Desligamento tem impacto econômico, social e científico

A importância se acentua quando é considerado o fato de que o Brasil atravessa a pior crise hídrica dos últimos 91 anos, segundo o governo federal

Sem o supercomputador Tupã, que pode ser desligado já no mês que vem por falta de verbas previstas no orçamento do Instituto Nacional de Pesquisas Espaciais (Inpe), ficam prejudicadas decisões nacionais de segurança alimentar, energética e hídrica – há ainda impacto econômico e científico no Brasil.
Os dados processados pelo Tupã são fornecidos para o Centro Nacional de Desastres Naturais (Cenad), a Agência Nacional de Águas (Ana), a Diretoria de Hidrografia e Navegação da Marinha (DHN), o Departamento de Controle do Espaço Aéreo da Aeronáutica (Decea), o Centro Nacional de Monitoramento e Alertas de Desastres Naturais (Cemaden), o Ministério de Minas e Energia, o Ministério da Agricultura, Pecuária e Abastecimento, o Operador Nacional do Sistema Elétrico (ONS), além de centros estaduais de meteorologia.
A importância se acentua quando é considerado o fato de que o Brasil atravessa a pior crise hídrica dos últimos 91 anos, segundo o governo federal. “Em plena crise, podemos ter um apagão dessas informações”, explica Gilvan Sampaio, coordenador-geral de ciências da Terra no Inpe. Sem o recurso, ficarão prejudicadas as previsões climáticas de longo prazo, especialmente importantes para eventos climáticos extremos, como períodos de seca.
A ausência desses dados também pode causar impacto econômico. Segundo relatório de março deste ano do Banco Mundial, a previsão meteorológica tem impacto de US$ 160 bilhões na economia mundial. No Brasil, a agricultura seria um dos setores prejudicados.

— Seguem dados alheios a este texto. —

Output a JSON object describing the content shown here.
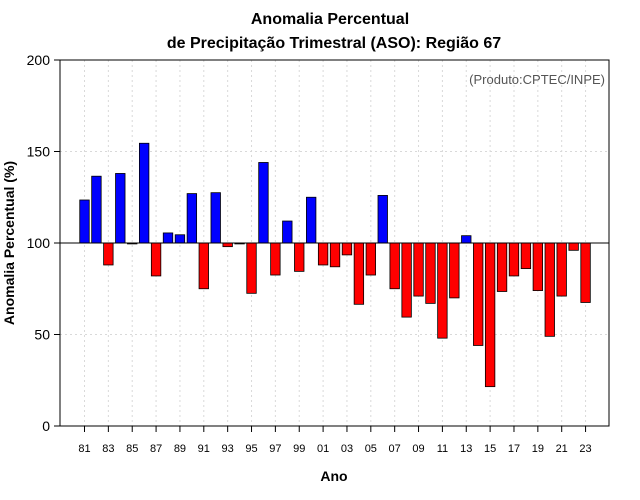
{
  "chart_data": {
    "type": "bar",
    "title": "Anomalia Percentual",
    "subtitle": "de Precipitação Trimestral (ASO): Região 67",
    "xlabel": "Ano",
    "ylabel": "Anomalia Percentual (%)",
    "credit": "(Produto:CPTEC/INPE)",
    "ylim": [
      0,
      200
    ],
    "yticks": [
      0,
      50,
      100,
      150,
      200
    ],
    "baseline": 100,
    "grid": true,
    "colors": {
      "above": "#0000ff",
      "below": "#ff0000",
      "outline": "#000000",
      "grid": "#d9d9d9"
    },
    "xtick_labels": [
      "81",
      "83",
      "85",
      "87",
      "89",
      "91",
      "93",
      "95",
      "97",
      "99",
      "01",
      "03",
      "05",
      "07",
      "09",
      "11",
      "13",
      "15",
      "17",
      "19",
      "21",
      "23"
    ],
    "categories": [
      1981,
      1982,
      1983,
      1984,
      1985,
      1986,
      1987,
      1988,
      1989,
      1990,
      1991,
      1992,
      1993,
      1994,
      1995,
      1996,
      1997,
      1998,
      1999,
      2000,
      2001,
      2002,
      2003,
      2004,
      2005,
      2006,
      2007,
      2008,
      2009,
      2010,
      2011,
      2012,
      2013,
      2014,
      2015,
      2016,
      2017,
      2018,
      2019,
      2020,
      2021,
      2022,
      2023
    ],
    "values": [
      123.5,
      136.5,
      88,
      138,
      99.5,
      154.5,
      82,
      105.5,
      104.5,
      127,
      75,
      127.5,
      98,
      99.5,
      72.5,
      144,
      82.5,
      112,
      84.5,
      125,
      88,
      87,
      93.5,
      66.5,
      82.5,
      126,
      75,
      59.5,
      71,
      67,
      48,
      70,
      104,
      44,
      21.5,
      73.5,
      82,
      86,
      74,
      49,
      71,
      96,
      67.5
    ]
  }
}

Segundo Douglas Lindermann, professor da Faculdade de Meteorologia da Universidade Federal de Pelotas (UFPel), a falta de informações climáticas a longo prazo pode influenciar diretamente no planejamento do plantio e da colheita, e o impacto seria importante para pequenos produtores, pois o Inpe fornece todas essas previsões gratuitamente.
“A gente não tem como fazer uma previsão tão assertiva a longo prazo, mas conseguimos passar para o produtor uma ideia de comportamento. Por exemplo, a última safra atrasou o início do período chuvoso, que impactou no atraso da soja. A maioria das empresas que trabalham com consultoria também usa o produto que o Inpe gera.”

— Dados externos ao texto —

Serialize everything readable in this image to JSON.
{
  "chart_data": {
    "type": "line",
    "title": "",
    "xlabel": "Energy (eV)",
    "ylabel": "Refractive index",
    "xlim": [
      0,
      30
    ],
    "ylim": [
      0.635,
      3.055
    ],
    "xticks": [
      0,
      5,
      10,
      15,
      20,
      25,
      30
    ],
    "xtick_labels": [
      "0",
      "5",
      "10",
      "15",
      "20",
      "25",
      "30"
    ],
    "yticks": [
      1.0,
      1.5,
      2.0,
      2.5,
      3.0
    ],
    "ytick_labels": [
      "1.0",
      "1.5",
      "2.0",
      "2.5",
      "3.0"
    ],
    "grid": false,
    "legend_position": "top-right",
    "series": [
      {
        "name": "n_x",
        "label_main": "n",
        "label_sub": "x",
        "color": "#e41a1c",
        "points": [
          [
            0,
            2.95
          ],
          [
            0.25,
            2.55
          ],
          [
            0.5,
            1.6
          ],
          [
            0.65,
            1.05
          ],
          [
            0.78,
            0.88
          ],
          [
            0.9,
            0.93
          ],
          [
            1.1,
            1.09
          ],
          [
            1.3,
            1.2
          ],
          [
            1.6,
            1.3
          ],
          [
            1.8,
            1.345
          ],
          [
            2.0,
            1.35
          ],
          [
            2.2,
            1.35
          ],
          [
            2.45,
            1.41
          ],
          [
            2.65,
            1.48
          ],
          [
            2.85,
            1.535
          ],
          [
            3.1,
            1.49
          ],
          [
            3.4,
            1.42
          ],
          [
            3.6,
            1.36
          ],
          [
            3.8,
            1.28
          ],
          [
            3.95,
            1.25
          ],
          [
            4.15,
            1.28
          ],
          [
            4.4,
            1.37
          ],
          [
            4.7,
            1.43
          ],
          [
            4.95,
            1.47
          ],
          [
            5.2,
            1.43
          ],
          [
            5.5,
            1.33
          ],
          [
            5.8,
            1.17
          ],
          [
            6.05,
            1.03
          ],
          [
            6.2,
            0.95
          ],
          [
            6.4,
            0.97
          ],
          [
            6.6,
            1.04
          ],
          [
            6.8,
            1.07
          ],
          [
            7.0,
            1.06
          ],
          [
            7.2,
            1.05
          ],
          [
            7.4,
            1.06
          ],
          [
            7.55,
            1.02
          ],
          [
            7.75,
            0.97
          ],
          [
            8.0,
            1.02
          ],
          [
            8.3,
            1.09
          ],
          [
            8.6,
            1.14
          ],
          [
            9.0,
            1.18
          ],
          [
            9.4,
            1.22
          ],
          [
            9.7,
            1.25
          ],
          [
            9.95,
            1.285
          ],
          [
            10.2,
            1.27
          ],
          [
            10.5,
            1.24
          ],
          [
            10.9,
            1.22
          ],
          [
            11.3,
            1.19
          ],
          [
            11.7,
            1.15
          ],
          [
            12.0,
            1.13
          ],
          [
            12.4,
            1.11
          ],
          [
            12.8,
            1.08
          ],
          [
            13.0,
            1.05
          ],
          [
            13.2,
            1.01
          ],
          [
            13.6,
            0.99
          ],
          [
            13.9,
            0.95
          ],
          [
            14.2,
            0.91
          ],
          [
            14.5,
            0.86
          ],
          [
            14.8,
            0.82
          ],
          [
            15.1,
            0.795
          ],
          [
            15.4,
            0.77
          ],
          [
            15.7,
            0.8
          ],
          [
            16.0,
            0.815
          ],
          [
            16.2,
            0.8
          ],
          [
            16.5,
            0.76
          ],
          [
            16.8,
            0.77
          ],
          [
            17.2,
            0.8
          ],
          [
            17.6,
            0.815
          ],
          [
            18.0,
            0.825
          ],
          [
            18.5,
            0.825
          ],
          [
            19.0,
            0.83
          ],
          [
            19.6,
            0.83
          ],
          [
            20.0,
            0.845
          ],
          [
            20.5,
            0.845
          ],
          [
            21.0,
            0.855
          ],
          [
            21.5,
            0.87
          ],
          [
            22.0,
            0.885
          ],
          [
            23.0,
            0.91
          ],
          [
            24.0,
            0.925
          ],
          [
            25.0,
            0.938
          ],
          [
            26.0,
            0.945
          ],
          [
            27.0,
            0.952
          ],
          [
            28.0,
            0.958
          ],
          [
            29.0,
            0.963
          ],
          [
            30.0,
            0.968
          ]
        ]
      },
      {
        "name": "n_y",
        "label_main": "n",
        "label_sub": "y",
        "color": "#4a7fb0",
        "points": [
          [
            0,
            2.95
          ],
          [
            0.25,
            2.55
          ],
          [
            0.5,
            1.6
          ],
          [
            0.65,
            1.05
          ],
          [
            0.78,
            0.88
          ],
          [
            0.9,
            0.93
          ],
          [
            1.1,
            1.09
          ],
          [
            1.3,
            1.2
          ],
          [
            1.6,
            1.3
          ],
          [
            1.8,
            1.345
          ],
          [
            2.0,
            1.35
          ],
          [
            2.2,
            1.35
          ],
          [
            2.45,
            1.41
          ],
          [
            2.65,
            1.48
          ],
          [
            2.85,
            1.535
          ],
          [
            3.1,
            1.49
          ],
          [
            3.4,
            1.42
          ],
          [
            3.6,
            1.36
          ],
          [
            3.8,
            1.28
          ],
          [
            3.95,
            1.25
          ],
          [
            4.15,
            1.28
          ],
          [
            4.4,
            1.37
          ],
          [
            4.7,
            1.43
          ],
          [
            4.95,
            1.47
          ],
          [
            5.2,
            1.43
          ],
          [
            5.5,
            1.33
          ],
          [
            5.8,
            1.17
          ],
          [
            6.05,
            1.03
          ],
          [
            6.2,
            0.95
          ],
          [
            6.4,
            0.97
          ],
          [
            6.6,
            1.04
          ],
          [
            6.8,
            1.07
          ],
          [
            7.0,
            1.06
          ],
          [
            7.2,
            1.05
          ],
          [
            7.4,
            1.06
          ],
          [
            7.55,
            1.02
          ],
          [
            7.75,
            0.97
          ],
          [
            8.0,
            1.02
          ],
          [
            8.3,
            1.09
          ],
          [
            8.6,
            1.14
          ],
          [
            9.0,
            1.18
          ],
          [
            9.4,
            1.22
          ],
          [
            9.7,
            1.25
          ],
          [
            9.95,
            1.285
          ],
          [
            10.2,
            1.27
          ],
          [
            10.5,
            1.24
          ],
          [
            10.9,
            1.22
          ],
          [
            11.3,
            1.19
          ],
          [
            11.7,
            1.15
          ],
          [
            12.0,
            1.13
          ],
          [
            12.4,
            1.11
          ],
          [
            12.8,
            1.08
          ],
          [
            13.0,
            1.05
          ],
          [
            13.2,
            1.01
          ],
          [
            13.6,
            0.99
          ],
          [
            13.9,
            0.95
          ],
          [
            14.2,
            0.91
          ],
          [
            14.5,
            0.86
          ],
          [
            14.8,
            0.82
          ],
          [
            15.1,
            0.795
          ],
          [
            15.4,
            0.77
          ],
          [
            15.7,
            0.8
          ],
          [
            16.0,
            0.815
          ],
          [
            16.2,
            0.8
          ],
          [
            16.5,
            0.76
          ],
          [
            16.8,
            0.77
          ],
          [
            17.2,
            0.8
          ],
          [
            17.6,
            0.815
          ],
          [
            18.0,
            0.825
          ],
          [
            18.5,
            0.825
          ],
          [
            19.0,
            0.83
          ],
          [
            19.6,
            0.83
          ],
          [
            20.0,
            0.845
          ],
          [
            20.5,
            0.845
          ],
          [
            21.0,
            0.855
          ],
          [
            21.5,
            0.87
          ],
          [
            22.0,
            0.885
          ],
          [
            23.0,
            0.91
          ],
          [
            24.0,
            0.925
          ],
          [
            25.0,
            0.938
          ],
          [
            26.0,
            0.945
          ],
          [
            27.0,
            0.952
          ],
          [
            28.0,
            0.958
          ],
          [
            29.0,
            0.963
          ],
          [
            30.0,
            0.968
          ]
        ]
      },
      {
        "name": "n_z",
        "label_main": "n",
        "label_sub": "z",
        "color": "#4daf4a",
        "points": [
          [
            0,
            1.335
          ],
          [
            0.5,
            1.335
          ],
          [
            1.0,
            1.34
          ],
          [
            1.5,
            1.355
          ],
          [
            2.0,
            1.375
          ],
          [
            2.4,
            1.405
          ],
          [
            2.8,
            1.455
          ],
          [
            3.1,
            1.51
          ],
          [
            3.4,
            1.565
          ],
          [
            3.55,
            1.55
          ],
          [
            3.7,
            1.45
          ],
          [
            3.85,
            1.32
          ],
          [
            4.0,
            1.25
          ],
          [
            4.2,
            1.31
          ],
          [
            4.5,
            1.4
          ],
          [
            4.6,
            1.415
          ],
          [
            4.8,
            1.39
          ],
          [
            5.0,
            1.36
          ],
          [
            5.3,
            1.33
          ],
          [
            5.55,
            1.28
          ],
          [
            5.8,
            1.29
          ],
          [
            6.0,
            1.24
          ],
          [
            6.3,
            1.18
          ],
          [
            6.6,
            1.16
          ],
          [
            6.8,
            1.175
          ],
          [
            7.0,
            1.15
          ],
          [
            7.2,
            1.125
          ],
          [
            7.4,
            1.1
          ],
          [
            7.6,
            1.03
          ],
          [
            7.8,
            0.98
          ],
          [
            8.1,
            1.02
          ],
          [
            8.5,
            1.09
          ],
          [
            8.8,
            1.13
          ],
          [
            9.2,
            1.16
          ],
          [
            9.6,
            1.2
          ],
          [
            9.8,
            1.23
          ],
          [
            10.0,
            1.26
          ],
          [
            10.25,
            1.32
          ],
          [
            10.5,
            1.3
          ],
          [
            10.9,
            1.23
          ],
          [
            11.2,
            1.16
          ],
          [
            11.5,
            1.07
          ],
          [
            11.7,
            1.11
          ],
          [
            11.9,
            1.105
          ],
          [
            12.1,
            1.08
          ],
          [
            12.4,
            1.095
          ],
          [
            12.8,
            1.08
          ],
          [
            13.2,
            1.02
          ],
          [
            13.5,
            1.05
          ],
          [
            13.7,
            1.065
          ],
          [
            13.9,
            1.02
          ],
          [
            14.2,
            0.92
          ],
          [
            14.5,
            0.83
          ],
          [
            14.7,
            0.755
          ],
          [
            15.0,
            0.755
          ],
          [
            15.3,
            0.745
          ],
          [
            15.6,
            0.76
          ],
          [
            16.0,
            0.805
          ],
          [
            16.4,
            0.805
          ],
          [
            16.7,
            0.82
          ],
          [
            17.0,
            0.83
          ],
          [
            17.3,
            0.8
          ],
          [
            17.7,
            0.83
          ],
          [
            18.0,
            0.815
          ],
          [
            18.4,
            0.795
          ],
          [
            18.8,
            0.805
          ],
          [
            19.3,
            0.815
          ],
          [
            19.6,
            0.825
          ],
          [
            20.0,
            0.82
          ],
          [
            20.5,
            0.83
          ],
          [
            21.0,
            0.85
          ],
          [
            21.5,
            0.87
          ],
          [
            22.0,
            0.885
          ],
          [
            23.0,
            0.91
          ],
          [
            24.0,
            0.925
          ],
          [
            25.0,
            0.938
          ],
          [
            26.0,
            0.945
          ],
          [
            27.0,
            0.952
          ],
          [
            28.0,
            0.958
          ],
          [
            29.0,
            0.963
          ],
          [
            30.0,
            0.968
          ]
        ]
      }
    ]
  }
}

Prejuízos. As previsões de longo prazo do supercomputador também são fundamentais para os relatórios que o Brasil produz no âmbito do Painel Intergovernamental sobre Mudança do Clima (IPCC), programa das Nações Unidas que visa informar governantes de todo o mundo sobre mudanças climáticas. “Se não tivermos os dados do Tupã, o Brasil vai recorrer a modelos feitos por outros países? Será que esses modelos são precisos?”, diz Sampaio.
Alfredo Goldman, professor do Instituto de Matemática e Estatística da Universidade de São Paulo (USP), explica que a operação de um supercomputador como o Tupã é uma ferramenta política. Segundo ele, é necessário ter o equipamento e justificar quais são os benefícios para o País.
Os prejuízos também são científicos. Para que modelos de previsão climática sejam precisos, eles necessitam do processamento constante de informações – quanto mais dados, mais afiados eles ficam.
“Da mesma forma que você não desliga o seu freezer para economizar energia à noite, você não desliga um supercomputador”, diz Goldman.
Sem uma máquina desse porte, o Brasil também corre o risco de perder os cientistas especializados em modelos climáticos. “O modelador é um ser raro. Ele é quem encontra as soluções para termos as previsões mais precisas. Se não tivermos como trabalhar com isso, eles podem começar a deixar o Brasil”, explica Sampaio.

As informações são do jornal O Estado de S. Paulo.